Regular expressions

Course length: 2 days (16 hours)

Description: Regular expressions (“regexps”) make it possible to find patterns inside of text. Whether you’re trying to find all of the URLs in a document, or the IP addresses in a logfile,  or telephone numbers in an address book, regular expressions can be invaluable — and thus are included in most modern programming languages, such as Python, Ruby, and JavaScript, as well as .NET, Java, and C++. Many utilities, such as Unix’s famous “grep” command, are popular because they use regular expressions. However powerful regular expressions might be, they are also famously difficult to write, and even more difficult to read. Many experienced programmers find themselves frustrated by the syntax of regular expressions, and either avoid them entirely or use pre-packaged recipes they find on the Internet.

This course introduces regular expressions, and provides numerous insights into their many features and uses.
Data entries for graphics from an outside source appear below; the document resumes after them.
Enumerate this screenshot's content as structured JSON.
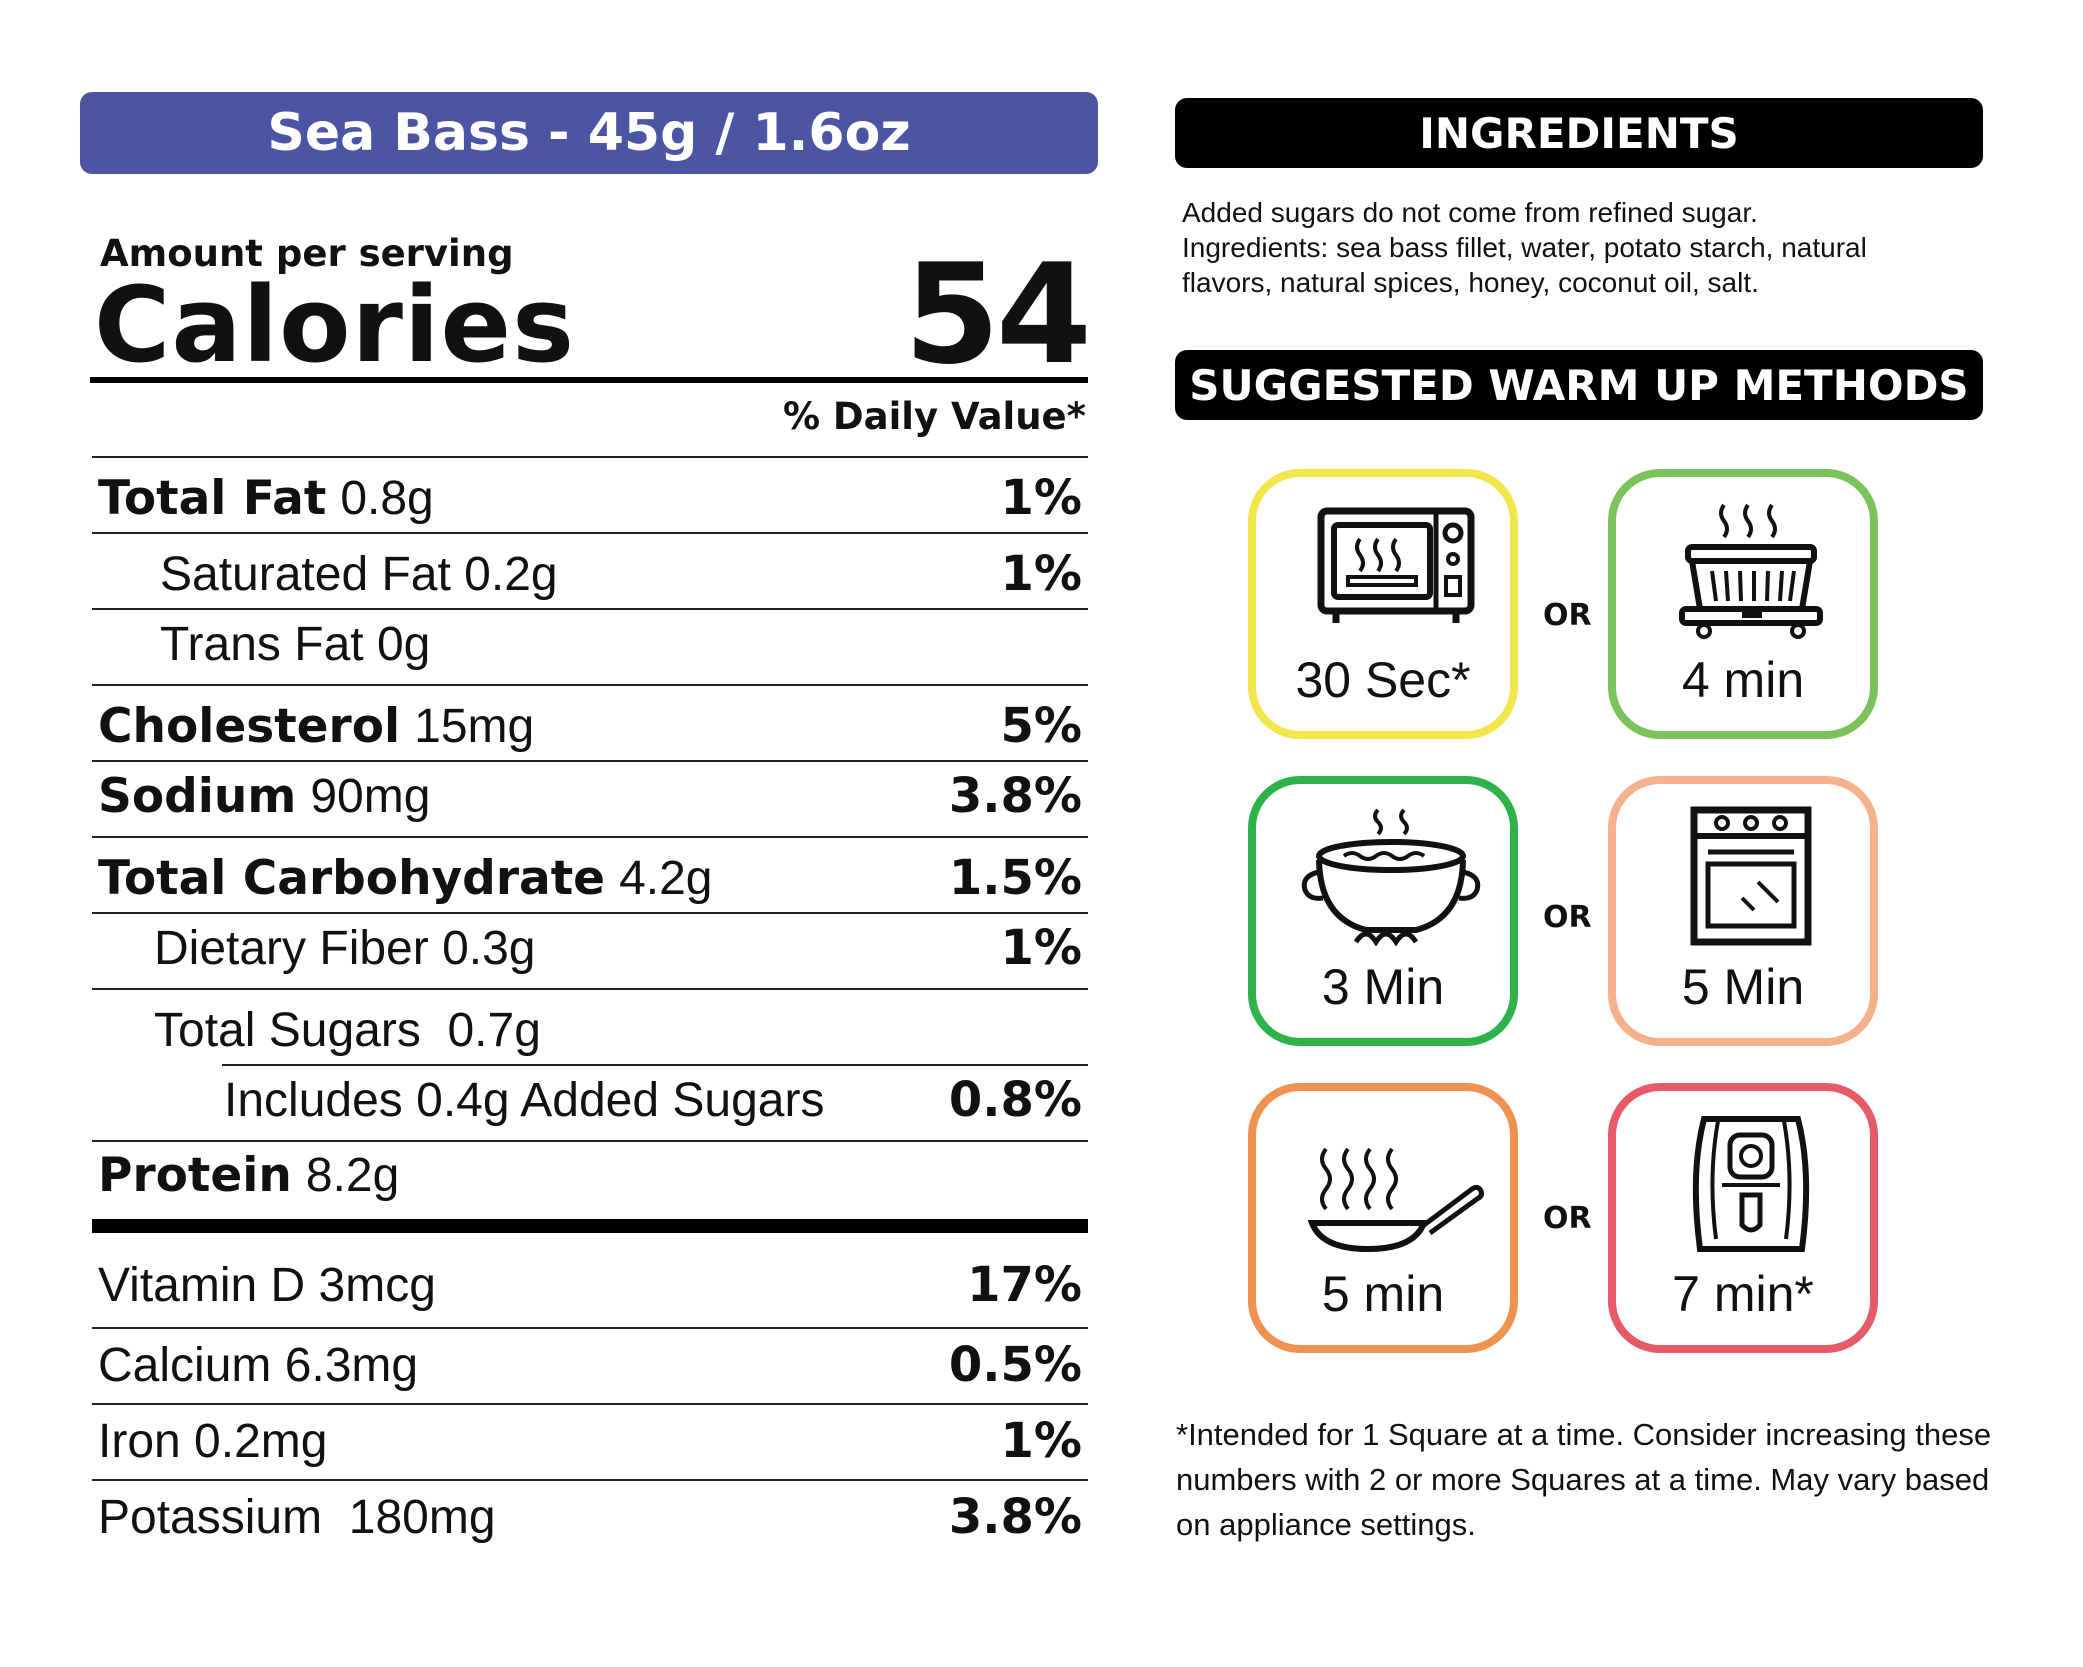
{
  "colors": {
    "title_bar": "#4b55a3",
    "card_microwave": "#f2e64d",
    "card_steamer": "#7cc25a",
    "card_boil": "#2db34a",
    "card_oven": "#f5b08c",
    "card_pan": "#f0924f",
    "card_airfryer": "#e75a6a"
  },
  "label": {
    "title": "Sea Bass - 45g / 1.6oz",
    "amount_per_serving": "Amount per serving",
    "calories_label": "Calories",
    "calories_value": "54",
    "daily_value_header": "% Daily Value*",
    "rows": [
      {
        "name": "Total Fat",
        "amount": "0.8g",
        "dv": "1%"
      },
      {
        "name": "",
        "amount": "Saturated Fat 0.2g",
        "dv": "1%"
      },
      {
        "name": "",
        "amount": "Trans Fat 0g",
        "dv": ""
      },
      {
        "name": "Cholesterol",
        "amount": "15mg",
        "dv": "5%"
      },
      {
        "name": "Sodium",
        "amount": "90mg",
        "dv": "3.8%"
      },
      {
        "name": "Total Carbohydrate",
        "amount": "4.2g",
        "dv": "1.5%"
      },
      {
        "name": "",
        "amount": "Dietary Fiber 0.3g",
        "dv": "1%"
      },
      {
        "name": "",
        "amount": "Total Sugars  0.7g",
        "dv": ""
      },
      {
        "name": "",
        "amount": "Includes 0.4g Added Sugars",
        "dv": "0.8%"
      },
      {
        "name": "Protein",
        "amount": "8.2g",
        "dv": ""
      }
    ],
    "vitamins": [
      {
        "amount": "Vitamin D 3mcg",
        "dv": "17%"
      },
      {
        "amount": "Calcium 6.3mg",
        "dv": "0.5%"
      },
      {
        "amount": "Iron 0.2mg",
        "dv": "1%"
      },
      {
        "amount": "Potassium  180mg",
        "dv": "3.8%"
      }
    ]
  },
  "ingredients": {
    "heading": "INGREDIENTS",
    "line1": "Added sugars do not come from refined sugar.",
    "line2": "Ingredients: sea bass fillet, water, potato starch, natural flavors, natural spices, honey, coconut oil, salt."
  },
  "warmup": {
    "heading": "SUGGESTED WARM UP METHODS",
    "or_label": "OR",
    "methods": [
      {
        "icon": "microwave-icon",
        "time": "30 Sec*"
      },
      {
        "icon": "steamer-icon",
        "time": "4 min"
      },
      {
        "icon": "boiling-pot-icon",
        "time": "3 Min"
      },
      {
        "icon": "oven-icon",
        "time": "5 Min"
      },
      {
        "icon": "frying-pan-icon",
        "time": "5 min"
      },
      {
        "icon": "air-fryer-icon",
        "time": "7 min*"
      }
    ],
    "footnote": "*Intended for 1 Square at a time. Consider increasing these numbers with 2 or more Squares at a time. May vary based on appliance settings."
  }
}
It will also point to differences between dialects of regular expressions, ways in which they should (and shoudn’t) be used, advanced techniques such as named groups and lookahead/lookbehind.

By the end of the course, participants should feel comfortable using regular expressions to find and analyze text.
A large part of the course will be hands-on exercises, which will help participants to learn and understand the regular expression syntax.

Audience: This course is aimed at experienced programmers who wish to unlock the power of regular expressions in their day-to-day work. While nearly all exercises will be in the Python language, little or no knowledge of Python is necessary; the course will begin with a very brief introduction to the Python features needed to do the exercises.

Course syllabus

  • Minimal Python for text processing
    • Strings
    • Lists
    • Loops
    • Files
  • Overview of regular expressions
    • Python’s “re” module
    • re.find
    • re.findall
    • match objects
  • Characters and metacharacters
  • Multiple runs of a character
    • +
    • *
    • {min,max}
  • Debugging regexps
  • Character classes
    • []
    • ^
    • $
  • Built-in character classes
    • \w \W
    • \s \S
    • \d \D
    • Greediness
    • Anchors
    • Start/end of line
    • Start/end of string
    • Start/end of word
  • Options
    • Case
    • Line endings
    • Extended regexps with comments
  • Alternation
    • Parentheses for combining
    • Parentheses for capturing
    • Non-capturing parentheses
    • Named groups
    • Backreferences
  • Raw strings, backslashes, and regexps
  • Lookahead/lookbehind
  • Conditionals
  • Handling Unicode
    • Bytes vs. characters
    • Matching Unicode characters
    • Sets of Unicode characters
  • Compiling regexps
  • Replacing regexps
  • Match context
  • Development and debugging strategies
  • Efficiency
  • Regexps in JavaScript
  • Regexps in Ruby
  • Regexps in Unix
  • When are regexps not useful?
  • Useful resources